Al-Mirkaz
Al-Mirkaz is a small Palestinian hamlet located in the Masafer Yatta region of the Hebron Governorate, in the southern West Bank. It is administered under Palestinian local frameworks but lies within Area C of the West Bank, under direct Israeli civil and military occupation. The hamlet faces chronic challenges related to displacement, loss of infrastructure, and settler-related violence.
History and archaeology
The Masafer region is called after the Arabic words for 'traveling.'The site appears as "Mirkus or Mirkad", on Van de Velde's map of Palestine, charted in 1851-1852, and published in 1858.
According to the 1870s Survey of Western Palestine, Khurbet el-Merkez contained “traces of ruins,” including “foundations and heaps of stones.”
Al-Mirkaz was first settled by families from Yatta in the 19th century. The area encompasses caves and terraced fields that local scholars and residents identify as part of longstanding seasonal and permanent habitation.
In the British Mandate Period, Al-Mirkaz's residents relied on a mixed agrarian economy of animal husbandry, orchard cultivation and field crops. Natan Shalem, the geographer who surveyed the area in 1931, recorded Markaz as one of the Yatta offshoot villages with caves, water cisterns, and cultivated fields, emphasizing its permanent nature long before 1967.
Khirbet al-Markaz was shelled during an Israeli assault of November 1966. UN Security Council records describe Israeli tanks and armored vehicles bombarding the settlement before troops entered and blew up houses. The Israeli state later argued that the area was only sporadically inhabited.
Legal-administrative context
Since 1967, Masafer Yatta—including Al-Mirkaz—has fallen within Israel’s declared Firing Zone 918, allowing routine demolitions and displacement under the Israeli military framework. A 2022 Israeli Supreme Court ruling upheld eviction orders affecting eight penalized hamlets in Masafer Yatta, potentially impacting over 2,000 residents.Al-Mirkaz’s residents frequently face demolition orders for homes, cisterns, and solar units due to the difficulty of obtaining Israeli-issued building permits. Many inhabitants rely on temporary structures and community cisterns.

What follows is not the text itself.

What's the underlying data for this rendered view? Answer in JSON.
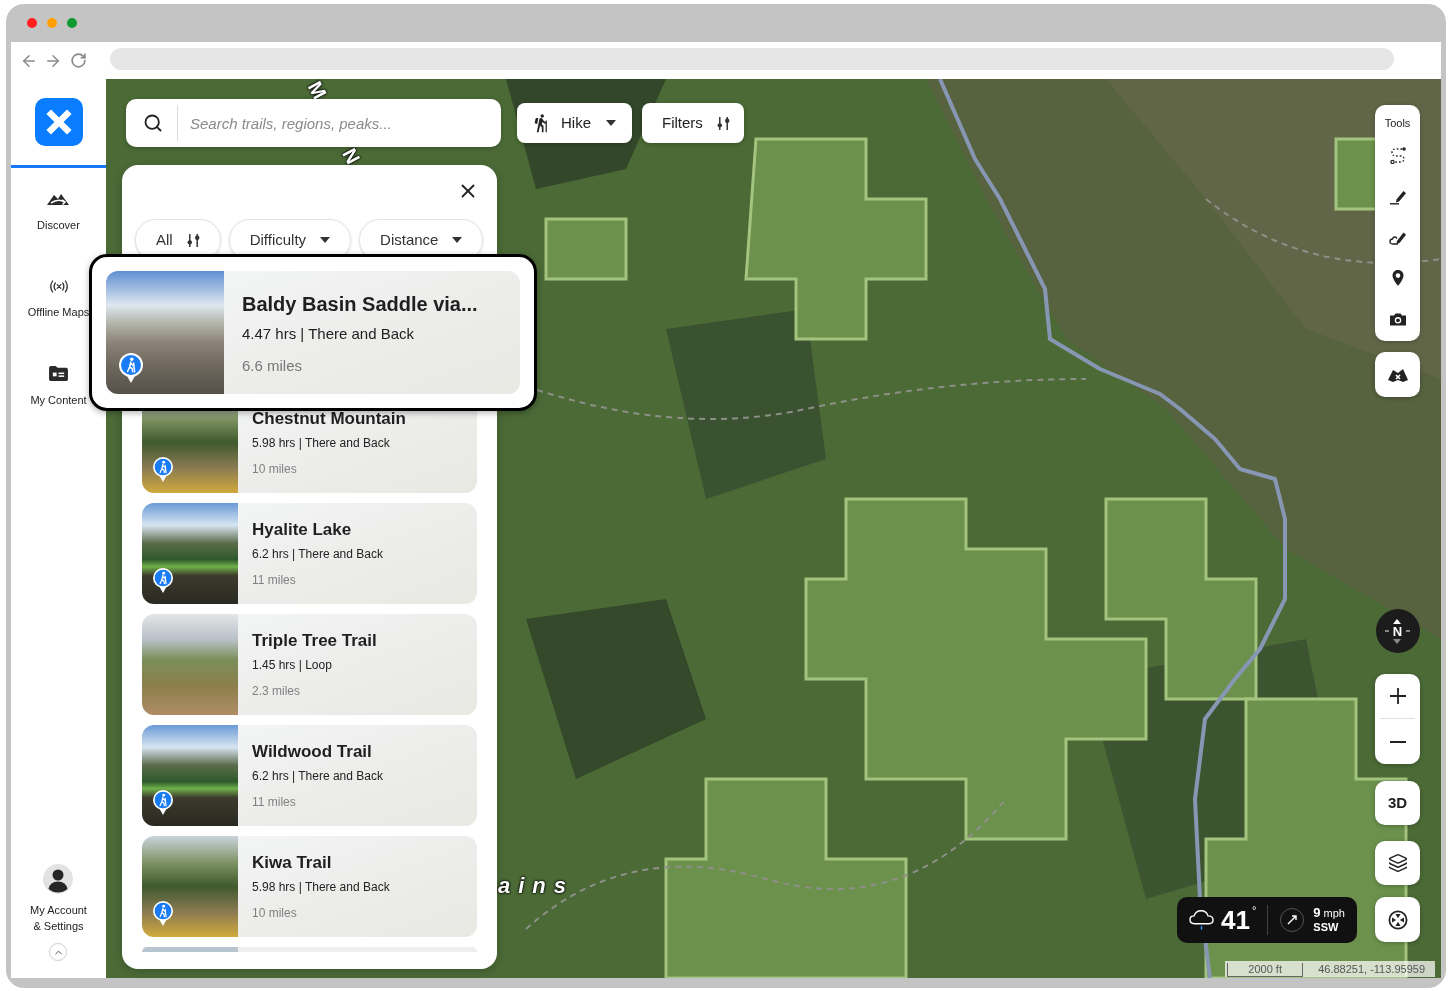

The increasing persecution, harassment and violence have compelled many families to leave al-Mirkaz—a process NGOs described as ethnic cleansing.
Population and livelihoods
Local inhabitants are sedentary farmers, numbering approximately 150–300 in recent years. They speak Arabic and maintain livelihoods based on goat herding, olive cultivation, and grazing. Dependence on water tankers, solar panels, and community cisterns is common due to limited infrastructure access.Settler violence
In November 2025, several Palestinian, regional, and international media outlets reported a sharp escalation of Israeli settler attacks against the civilian population of al-Mirkaz accompanied by injuries, property damage, and growing insecurity for residents. According to Al Jazeera, settler violence intensified across the South Hebron Hills during this period, with assaults documented in and around the hamlet as part of a broader surge in West Bank attacks.Video published by the Times of Israel showed settlers assaulting Palestinians in the South Hebron Hills, consistent with additional reports identifying al-Mirkaz as one of the affected communities. A separate live report by the same outlet noted that seven settler attacks were recorded in a single night across the West Bank, indicating what it described as an intensifying pattern of violence that included incidents in the South Hebron Hills region.
More detailed accounts from regional and local agencies reported direct injuries in al-Mirkaz itself. Anadolu Agency stated that five Palestinians were wounded when settlers attacked residents with sticks and stones, damaging property before Israeli forces arrived. Najah News likewise reported settler groups entering the hamlet, assaulting residents, and vandalizing structures belonging to local families. The Egyptian newspaper Youm7 also reported injuries resulting from attacks on al-Mirkaz, describing beatings and extensive property damage.